We decided that we needed a thorough way of detecting at run time that the game had been cracked. When we could reliably determine whether the game had been modified, we could stop the game anytime we found a discrepancy. We also needed a method that didn't require access to the disk. It should just check the code in memory, unlike the standard copy protection or our option of reloading the boot program. This would allow us to place the check anywhere in the game, making it much harder to remove.

So now we had a definite goal, an approach that should significantly improve the protection for YOTD.


Finding out if a block of data has changed in any way is actually pretty easy. Techniques have been used for error detection for years and are well documented. Just search for "checksum" on the Internet. For YOTD, we decided to use a CRC checksum: it's robust, simple, and fast.

The checksum was calculated bitwise rather than using tables, as tables would be an easy point for a cracker to attack. We took care to hide and protect the checksum values as well. If these could be found and altered easily, a cracker would simply replace the checksum with a new value that matched the cracked data, which is far easier than removing the code. For the same reason we didn't use functions to calculate checksums, we inlined the code as much as possible. If the code was in a function, it would only have to be removed once. The inline code would have to be removed as often as it was used.

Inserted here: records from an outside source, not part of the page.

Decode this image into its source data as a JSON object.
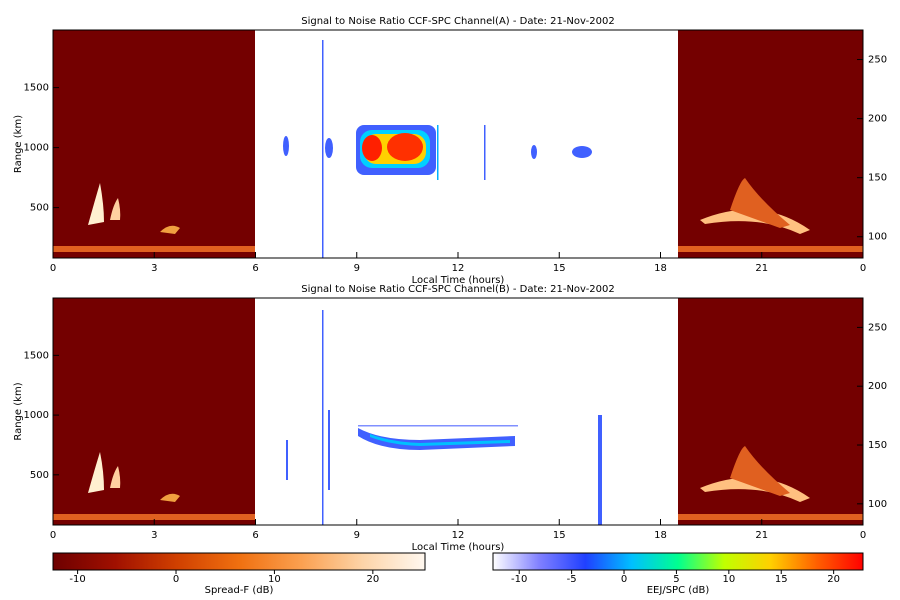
{
  "chart_data": [
    {
      "type": "heatmap",
      "title": "Signal to Noise Ratio CCF-SPC Channel(A) - Date: 21-Nov-2002",
      "xlabel": "Local Time (hours)",
      "ylabel": "Range (km)",
      "xlim": [
        0,
        24
      ],
      "xticks": [
        0,
        3,
        6,
        9,
        12,
        15,
        18,
        21,
        {
          "value": 24,
          "label": "0"
        }
      ],
      "ylim": [
        80,
        1980
      ],
      "yticks": [
        500,
        1000,
        1500
      ],
      "y2lim": [
        82,
        275
      ],
      "y2ticks": [
        100,
        150,
        200,
        250
      ]
    },
    {
      "type": "heatmap",
      "title": "Signal to Noise Ratio CCF-SPC Channel(B) - Date: 21-Nov-2002",
      "xlabel": "Local Time (hours)",
      "ylabel": "Range (km)",
      "xlim": [
        0,
        24
      ],
      "xticks": [
        0,
        3,
        6,
        9,
        12,
        15,
        18,
        21,
        {
          "value": 24,
          "label": "0"
        }
      ],
      "ylim": [
        80,
        1980
      ],
      "yticks": [
        500,
        1000,
        1500
      ],
      "y2lim": [
        82,
        275
      ],
      "y2ticks": [
        100,
        150,
        200,
        250
      ]
    }
  ],
  "colorbars": [
    {
      "label": "Spread-F (dB)",
      "xlim": [
        -12.5,
        25.3
      ],
      "ticks": [
        -10,
        0,
        10,
        20
      ],
      "colors": [
        "#6e0000",
        "#a01000",
        "#d04000",
        "#f07010",
        "#fba050",
        "#fdd4a8",
        "#fff8f0"
      ]
    },
    {
      "label": "EEJ/SPC (dB)",
      "xlim": [
        -12.5,
        22.8
      ],
      "ticks": [
        -10,
        -5,
        0,
        5,
        10,
        15,
        20
      ],
      "colors": [
        "#ffffff",
        "#8080ff",
        "#2040ff",
        "#00c0ff",
        "#00ff90",
        "#c0ff00",
        "#ffd000",
        "#ff6000",
        "#ff0000"
      ]
    }
  ]
}
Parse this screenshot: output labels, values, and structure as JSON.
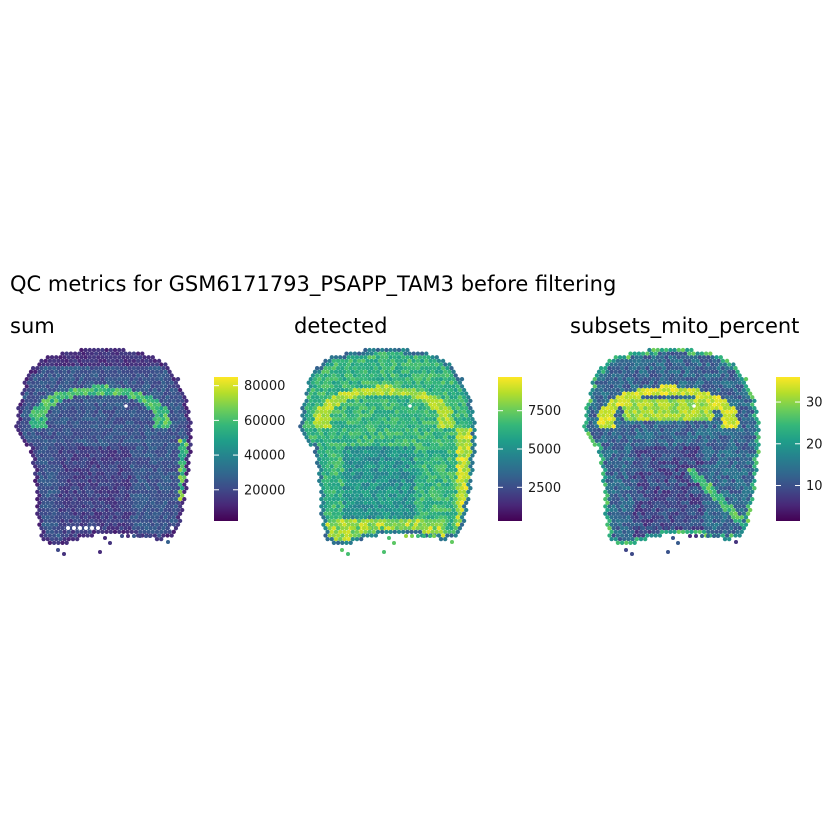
{
  "title": "QC metrics for GSM6171793_PSAPP_TAM3 before filtering",
  "colormap": {
    "name": "viridis",
    "stops": [
      "#440154",
      "#482878",
      "#3e4a89",
      "#31688e",
      "#26828e",
      "#1f9e89",
      "#35b779",
      "#6ece58",
      "#b5de2b",
      "#fde725"
    ]
  },
  "chart_data": [
    {
      "type": "heatmap",
      "title": "sum",
      "legend": {
        "min": 2000,
        "max": 85000,
        "ticks": [
          20000,
          40000,
          60000,
          80000
        ],
        "tick_labels": [
          "20000",
          "40000",
          "60000",
          "80000"
        ]
      },
      "pattern": "sum",
      "grid": false
    },
    {
      "type": "heatmap",
      "title": "detected",
      "legend": {
        "min": 300,
        "max": 9700,
        "ticks": [
          2500,
          5000,
          7500
        ],
        "tick_labels": [
          "2500",
          "5000",
          "7500"
        ]
      },
      "pattern": "detected",
      "grid": false
    },
    {
      "type": "heatmap",
      "title": "subsets_mito_percent",
      "legend": {
        "min": 1.5,
        "max": 36,
        "ticks": [
          10,
          20,
          30
        ],
        "tick_labels": [
          "10",
          "20",
          "30"
        ]
      },
      "pattern": "mito",
      "grid": false
    }
  ]
}
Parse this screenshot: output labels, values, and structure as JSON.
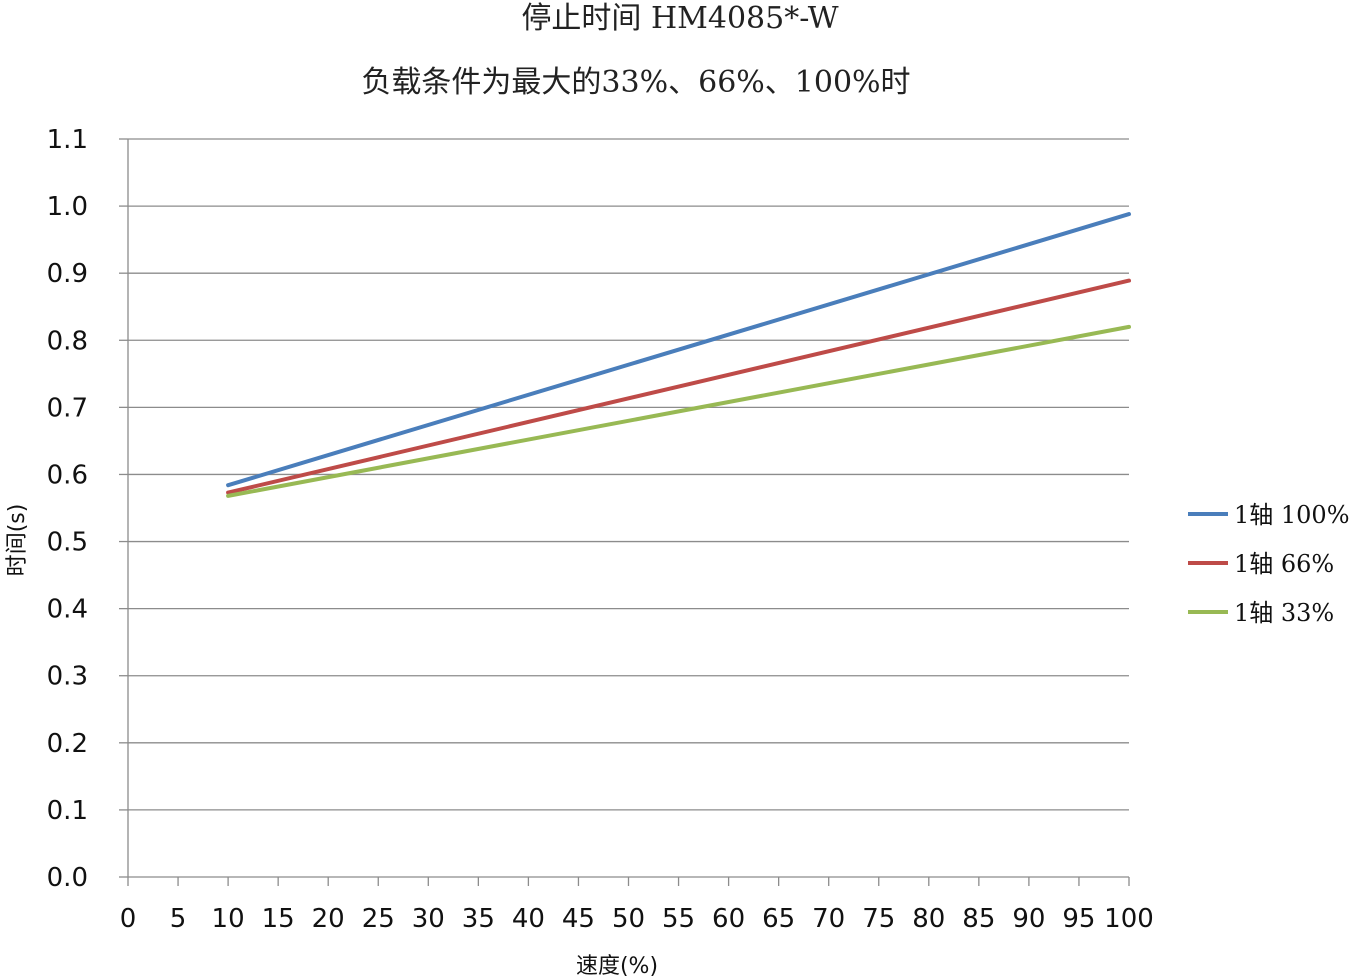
{
  "chart_data": {
    "type": "line",
    "title": "停止时间 HM4085*-W",
    "subtitle": "负载条件为最大的33%、66%、100%时",
    "xlabel": "速度(%)",
    "ylabel": "时间(s)",
    "xlim": [
      0,
      100
    ],
    "ylim": [
      0.0,
      1.1
    ],
    "x_ticks": [
      "0",
      "5",
      "10",
      "15",
      "20",
      "25",
      "30",
      "35",
      "40",
      "45",
      "50",
      "55",
      "60",
      "65",
      "70",
      "75",
      "80",
      "85",
      "90",
      "95",
      "100"
    ],
    "y_ticks": [
      "0.0",
      "0.1",
      "0.2",
      "0.3",
      "0.4",
      "0.5",
      "0.6",
      "0.7",
      "0.8",
      "0.9",
      "1.0",
      "1.1"
    ],
    "grid": "horizontal",
    "legend_position": "right",
    "x": [
      10,
      100
    ],
    "series": [
      {
        "name": "1轴 100%",
        "color": "#4a7ebb",
        "values": [
          0.584,
          0.988
        ]
      },
      {
        "name": "1轴 66%",
        "color": "#be4b48",
        "values": [
          0.573,
          0.889
        ]
      },
      {
        "name": "1轴 33%",
        "color": "#98b954",
        "values": [
          0.568,
          0.82
        ]
      }
    ]
  }
}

We used a few slightly different implementations to stop simple pattern searches from being used to find the checksum code. To what degree this survived compiler optimization we don't know. To make our lives easier we made macros. These could be sprinkled around the code and mixed in with other tasks, which would make it much more difficult to spot where the checksum was being calculated.

Unfortunately, because checksums are designed to detect errors and not modification, they cannot offer full protection against modification. The checksum value for any block of data can be made to add up to any value by modifying the same number of bits that are used for the checksum. In other words, if the checksum is 16 bits, altering 16 bits in the data can make the checksum match any value.

To deal with this, multiple checksums were applied to the same data. Each checksum used a different start offset into the data, and stepped through the data by different amounts. This meant that overlapping and interleaved sections of data were checksummed at different points, making it almost impossible to alter anything and still have all the checksums add up. I could have used different checksum algorithms for the same effect, but in this case I didn't have time to implement more than one method.

We used the fact that altering a small number of bits can give you any checksum value to our advantage. By inserting the correct value into the middle of the data, the checksum could be made to equal any predetermined value. This meant the checksum value could be hard-coded and therefore become part of the data being checksummed. This is bewildering to even think about, let alone try to crack.

Since the game used multiple code overlays (or DLLs), they cross-checked each other as much as possible. This further reduced the chance that any section could be altered without being spotted. If any overlay noticed a discrepancy, it altered data in the core such that no subsequent checksum would be valid. This meant that if an alteration was detected in one overlay, then other overlays loaded later would know about it. This made it difficult for the cracker to spot what actually triggered the protection, as I'll explain later.